The attack can be summarised as follows. Any non-uniformity in the accessing of table elements can lead to cache misses and timing leakage. It requires that the attacker have shared cache space, which is not typical of constrained systems, but also not an impossible situation. The countermeasure for the Ziggurat sampler amounts to ensuring a load operation is called on all rectangle points, regardless of whether they are needed. The data is loaded but not used further in most cases.

General solutions also exist to counter this attack. One such solution was proposed by Roy [19], whereby the samples are shuffled and the particular samples for which a timing difference can be made are obscured. An analysis of the shuffling method was carried out by Pessl [20] and improvements were made, but research into the effect of these on the performance and memory profile of samplers is, also, on-going.

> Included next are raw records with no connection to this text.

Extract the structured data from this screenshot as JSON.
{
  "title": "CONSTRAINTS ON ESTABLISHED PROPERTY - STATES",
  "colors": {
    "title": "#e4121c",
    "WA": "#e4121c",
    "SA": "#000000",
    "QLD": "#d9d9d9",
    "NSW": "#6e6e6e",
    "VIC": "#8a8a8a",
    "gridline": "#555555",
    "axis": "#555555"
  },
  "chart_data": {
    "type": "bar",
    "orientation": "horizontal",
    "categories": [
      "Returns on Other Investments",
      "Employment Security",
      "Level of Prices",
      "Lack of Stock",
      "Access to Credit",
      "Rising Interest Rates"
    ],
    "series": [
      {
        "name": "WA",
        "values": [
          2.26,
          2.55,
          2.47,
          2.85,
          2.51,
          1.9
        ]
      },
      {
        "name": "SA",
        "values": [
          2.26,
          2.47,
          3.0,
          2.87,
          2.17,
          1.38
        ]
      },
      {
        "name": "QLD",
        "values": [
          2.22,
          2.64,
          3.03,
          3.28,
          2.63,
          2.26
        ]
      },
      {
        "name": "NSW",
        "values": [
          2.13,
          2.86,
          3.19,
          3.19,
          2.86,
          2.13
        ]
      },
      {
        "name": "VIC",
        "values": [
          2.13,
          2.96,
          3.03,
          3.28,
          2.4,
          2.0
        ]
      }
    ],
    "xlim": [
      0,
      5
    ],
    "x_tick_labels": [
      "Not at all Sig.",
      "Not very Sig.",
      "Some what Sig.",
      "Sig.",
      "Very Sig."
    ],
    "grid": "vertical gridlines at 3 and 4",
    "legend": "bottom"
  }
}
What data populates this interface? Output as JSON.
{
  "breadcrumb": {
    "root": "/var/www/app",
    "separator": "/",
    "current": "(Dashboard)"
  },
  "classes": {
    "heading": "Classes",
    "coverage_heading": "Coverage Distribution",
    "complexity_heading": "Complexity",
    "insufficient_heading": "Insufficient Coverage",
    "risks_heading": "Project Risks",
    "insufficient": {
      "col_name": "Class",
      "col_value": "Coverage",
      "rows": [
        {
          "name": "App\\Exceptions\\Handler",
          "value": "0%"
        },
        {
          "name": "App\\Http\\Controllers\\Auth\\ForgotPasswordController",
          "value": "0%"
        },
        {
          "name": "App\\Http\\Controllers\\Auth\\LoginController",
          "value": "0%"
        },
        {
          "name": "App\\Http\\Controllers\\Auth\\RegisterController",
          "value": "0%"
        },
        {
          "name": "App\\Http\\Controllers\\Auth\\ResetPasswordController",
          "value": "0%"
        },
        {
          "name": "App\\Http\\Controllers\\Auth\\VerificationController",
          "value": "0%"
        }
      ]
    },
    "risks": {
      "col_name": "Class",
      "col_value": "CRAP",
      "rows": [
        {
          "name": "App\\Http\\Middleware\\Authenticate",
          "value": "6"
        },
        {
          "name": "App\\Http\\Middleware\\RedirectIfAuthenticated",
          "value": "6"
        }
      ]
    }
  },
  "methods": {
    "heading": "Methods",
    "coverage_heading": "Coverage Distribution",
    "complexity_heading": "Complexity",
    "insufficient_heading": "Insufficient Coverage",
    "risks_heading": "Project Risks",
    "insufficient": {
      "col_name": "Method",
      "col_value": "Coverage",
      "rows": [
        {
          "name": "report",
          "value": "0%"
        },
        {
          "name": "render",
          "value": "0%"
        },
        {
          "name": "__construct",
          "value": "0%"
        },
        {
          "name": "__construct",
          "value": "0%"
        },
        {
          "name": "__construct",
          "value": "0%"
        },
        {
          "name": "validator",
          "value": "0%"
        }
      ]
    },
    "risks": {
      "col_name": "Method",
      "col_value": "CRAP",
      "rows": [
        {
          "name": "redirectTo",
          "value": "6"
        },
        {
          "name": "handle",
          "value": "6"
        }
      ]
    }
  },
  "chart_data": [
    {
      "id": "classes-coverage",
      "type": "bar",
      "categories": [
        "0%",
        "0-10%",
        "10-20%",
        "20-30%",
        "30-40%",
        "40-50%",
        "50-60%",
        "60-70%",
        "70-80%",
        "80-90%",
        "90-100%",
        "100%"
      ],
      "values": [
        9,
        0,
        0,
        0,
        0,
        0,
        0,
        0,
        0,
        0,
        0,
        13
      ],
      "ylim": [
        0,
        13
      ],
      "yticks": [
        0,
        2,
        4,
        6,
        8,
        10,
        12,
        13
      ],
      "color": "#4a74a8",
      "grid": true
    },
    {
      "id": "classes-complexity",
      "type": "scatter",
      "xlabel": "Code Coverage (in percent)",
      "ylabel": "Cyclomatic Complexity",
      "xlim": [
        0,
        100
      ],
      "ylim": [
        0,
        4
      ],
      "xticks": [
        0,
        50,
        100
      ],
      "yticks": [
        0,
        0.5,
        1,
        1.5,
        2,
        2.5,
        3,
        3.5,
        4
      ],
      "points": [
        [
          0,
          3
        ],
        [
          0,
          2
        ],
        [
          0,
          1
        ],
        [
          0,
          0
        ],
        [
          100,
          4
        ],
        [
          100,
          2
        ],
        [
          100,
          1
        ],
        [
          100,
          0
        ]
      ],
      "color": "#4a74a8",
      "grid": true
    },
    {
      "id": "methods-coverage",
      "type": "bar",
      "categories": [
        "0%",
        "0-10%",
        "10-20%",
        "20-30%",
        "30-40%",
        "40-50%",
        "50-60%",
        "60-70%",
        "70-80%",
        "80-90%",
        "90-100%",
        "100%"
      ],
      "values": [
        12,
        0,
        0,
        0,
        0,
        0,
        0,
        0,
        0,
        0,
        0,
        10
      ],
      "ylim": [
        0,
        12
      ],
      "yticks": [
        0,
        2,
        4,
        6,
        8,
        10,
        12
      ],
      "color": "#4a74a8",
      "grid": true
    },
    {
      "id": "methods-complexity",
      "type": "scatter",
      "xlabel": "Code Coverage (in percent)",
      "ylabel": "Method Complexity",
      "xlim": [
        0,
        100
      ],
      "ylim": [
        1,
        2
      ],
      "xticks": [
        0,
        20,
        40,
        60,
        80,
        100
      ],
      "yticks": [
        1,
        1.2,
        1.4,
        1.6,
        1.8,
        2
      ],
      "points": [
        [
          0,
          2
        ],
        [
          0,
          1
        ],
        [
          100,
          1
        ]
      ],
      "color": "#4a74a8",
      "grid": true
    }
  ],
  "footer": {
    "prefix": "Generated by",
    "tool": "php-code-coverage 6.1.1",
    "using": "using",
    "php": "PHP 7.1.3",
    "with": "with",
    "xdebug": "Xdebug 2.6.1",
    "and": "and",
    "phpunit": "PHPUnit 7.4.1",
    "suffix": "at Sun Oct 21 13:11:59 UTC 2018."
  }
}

Despite the uncertainty surrounding this attack, and the performance penalties induced by the suggested solutions, we expect that the sampler proposed in this paper will not be impacted negatively under the imposed constraints of the “Flush, Gauss and Reload” attack. It is suggested by the authors of the paper that the Knuth/Yao and CDT samplers be implemented in constant time to counter the attack. In contrast, the countermeasures for the Ziggurat sampler amount to two more (blind) load operations with every sample, which is both negligible compared to the operations already being performed and significantly less expensive than implementing the Ziggurat in constant time. We argue, however, that the sampler is required to be secure against attacks from direct timing measurements of operations, before countermeasures against cache attacks can be facilitated.

6 Conclusion

We proposed a discrete Gaussian sampler using the Ziggurat method, which significantly negates its vulnerability to side-channel cryptanalysis. Our research improves the Ziggurat sampler’s memory consumption by more than a factor of 100 and maintains its efficiency under the new security constraints. Compared with the CDT sampler, the Ziggurat is nearly 5,000 times less memory-intensive. A significant amount of work has been carried out on making the sampler more portable and lightweight, as well as less reliant on hardware or software features, such as floating-point arithmetic and extended precision integers. The result is a sampler which is notably more suitable for use in industry, for its portability and lack of dependencies, and as a research tool, for its self-contained implementation of the low-level components which make up the entire sampler.